Palomar’s Big Band Jazz Ensemble filled the Howard Brubeck Theater with loud melodies that struck the heartstrings of the audience. At their first of two shows this semester, the ensemble kicked off the spring season with their lively concert, ‘Swingin’ for the Fences’ on Friday, March 16.
Bringing the inspiration of America’s old ‘pastime,’ the Big Band Jazz Ensemble emulated the atmosphere of attending the first ball game of spring.
“Many of us associate spring with baseball season,” said Paul Kurokawa, Director of the Big Band Jazz Ensemble. “After I heard the song ‘Swingin for the Fences,’ I knew it was a perfect theme for our concert.”
Kurokawa has been teaching at Palomar for seven years as a music instructor and is also a professional performer.
The Day Jazz Ensemble, Big Band’s first group, opened the event with four upbeat instrumentals featuring two jazz vocalists, a new concept that Kurokawa claimed is well-received. Lara Hardin filled the theater with a sweet ballad, ‘A Nightingale Sang in Berkeley Square,” while Nick Altman brought back the classic and familiar tune of Frank Sinatra’s ‘The Way You Look Tonight.”
While the band is mostly comprised of students, one Palomar faculty member stands out on trombone as he sits for his 30th year on the Jazz Ensemble. Peter Phillips teaches art and engages with the college’s musical offerings.
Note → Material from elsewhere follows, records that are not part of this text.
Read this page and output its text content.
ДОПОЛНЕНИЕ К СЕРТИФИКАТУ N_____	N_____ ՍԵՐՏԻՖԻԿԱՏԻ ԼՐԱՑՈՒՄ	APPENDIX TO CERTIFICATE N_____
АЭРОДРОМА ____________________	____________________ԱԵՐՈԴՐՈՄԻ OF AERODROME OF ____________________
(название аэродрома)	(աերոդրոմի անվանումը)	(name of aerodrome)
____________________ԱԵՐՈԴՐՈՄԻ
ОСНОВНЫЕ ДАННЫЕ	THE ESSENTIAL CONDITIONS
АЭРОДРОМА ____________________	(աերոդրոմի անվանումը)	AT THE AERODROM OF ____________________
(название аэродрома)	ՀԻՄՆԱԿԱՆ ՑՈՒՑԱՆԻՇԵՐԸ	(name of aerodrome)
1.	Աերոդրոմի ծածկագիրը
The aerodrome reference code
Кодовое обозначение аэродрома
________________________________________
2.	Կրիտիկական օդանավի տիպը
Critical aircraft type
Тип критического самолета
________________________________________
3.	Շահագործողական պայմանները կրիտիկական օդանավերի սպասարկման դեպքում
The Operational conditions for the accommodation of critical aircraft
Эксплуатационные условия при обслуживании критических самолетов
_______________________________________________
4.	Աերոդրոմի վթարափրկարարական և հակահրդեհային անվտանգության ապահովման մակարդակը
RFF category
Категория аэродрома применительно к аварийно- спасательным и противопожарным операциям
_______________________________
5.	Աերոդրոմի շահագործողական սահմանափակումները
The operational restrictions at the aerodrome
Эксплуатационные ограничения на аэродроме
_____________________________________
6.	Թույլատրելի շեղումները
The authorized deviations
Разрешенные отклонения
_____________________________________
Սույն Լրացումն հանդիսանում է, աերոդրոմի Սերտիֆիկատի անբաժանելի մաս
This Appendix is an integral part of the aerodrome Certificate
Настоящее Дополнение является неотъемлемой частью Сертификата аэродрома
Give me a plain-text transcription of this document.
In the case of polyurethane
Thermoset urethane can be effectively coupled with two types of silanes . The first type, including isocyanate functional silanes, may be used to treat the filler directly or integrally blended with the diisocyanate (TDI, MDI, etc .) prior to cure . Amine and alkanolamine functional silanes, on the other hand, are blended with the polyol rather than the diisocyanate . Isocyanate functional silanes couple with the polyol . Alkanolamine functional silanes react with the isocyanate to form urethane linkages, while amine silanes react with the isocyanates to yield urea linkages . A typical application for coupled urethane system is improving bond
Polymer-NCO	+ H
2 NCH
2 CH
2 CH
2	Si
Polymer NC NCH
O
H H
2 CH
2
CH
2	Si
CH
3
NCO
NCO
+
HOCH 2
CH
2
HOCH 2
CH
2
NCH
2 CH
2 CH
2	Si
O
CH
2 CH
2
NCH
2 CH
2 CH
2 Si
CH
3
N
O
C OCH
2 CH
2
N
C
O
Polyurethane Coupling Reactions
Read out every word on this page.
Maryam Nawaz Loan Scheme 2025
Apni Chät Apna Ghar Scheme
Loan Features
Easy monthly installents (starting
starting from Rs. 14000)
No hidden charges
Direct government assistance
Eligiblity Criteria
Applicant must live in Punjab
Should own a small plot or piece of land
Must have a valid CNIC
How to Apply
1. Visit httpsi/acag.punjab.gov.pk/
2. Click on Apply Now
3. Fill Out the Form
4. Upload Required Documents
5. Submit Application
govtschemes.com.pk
“Arts and music have always been at the core of what Palomar’s about and is a meditative outlet for Peter,” said Phillips’ wife, Melinda Finn.
Finn explained that a proud sense of unity and community develops as a group of musicians perform together, regardless of demographics, ethnicities or age. “The band has so many different members from different walks of life, we have high schoolers and senior citizens alike.”
Big Band’s second group, the Night Jazz Ensemble, closed the show with seven tunes, including the song in which the show gets its name. Their arrangement of ‘Swingin for the Fences’ was written by Grammy-Award winner, Gordon Goodman and featured a unique instrument with a shocked audience members: Kurokawa’s whistling. Kurokawa explained that he whistled his solo to surprise viewers and contribute to the theme of a spring day in a baseball stadium.
“It’s fun to come up with new concepts for shows,” said Kurokawa. “How music affects the lives of people is as vast as the number of people who do it.”
Amy Walls, a freshman on the Night Jazz Ensemble played saxophone and a vibrant solo tune on the flute–a challenge she deemed is worthwhile. Walls stated that Immersing herself in the colorful world of Jazz music has enabled her to find direction in life.
“I didn’t really know what I was doing right out of high school, but music is something I have done almost all my life and it is something that stuck with me and I am passionate about,” said Walls.
The concert was one of many shows to come, and serves as a building block for many of the musicians. Kurokawa noted that the fast paced, intricate and interweaving harmonies of the brass instruments, percussions and strings during the concert was a result of countless hours practicing, stating “we try as a community college to prepare them to transfer and build their skills for beyond. If that’s not their goal, we want to inspire them to keep playing.”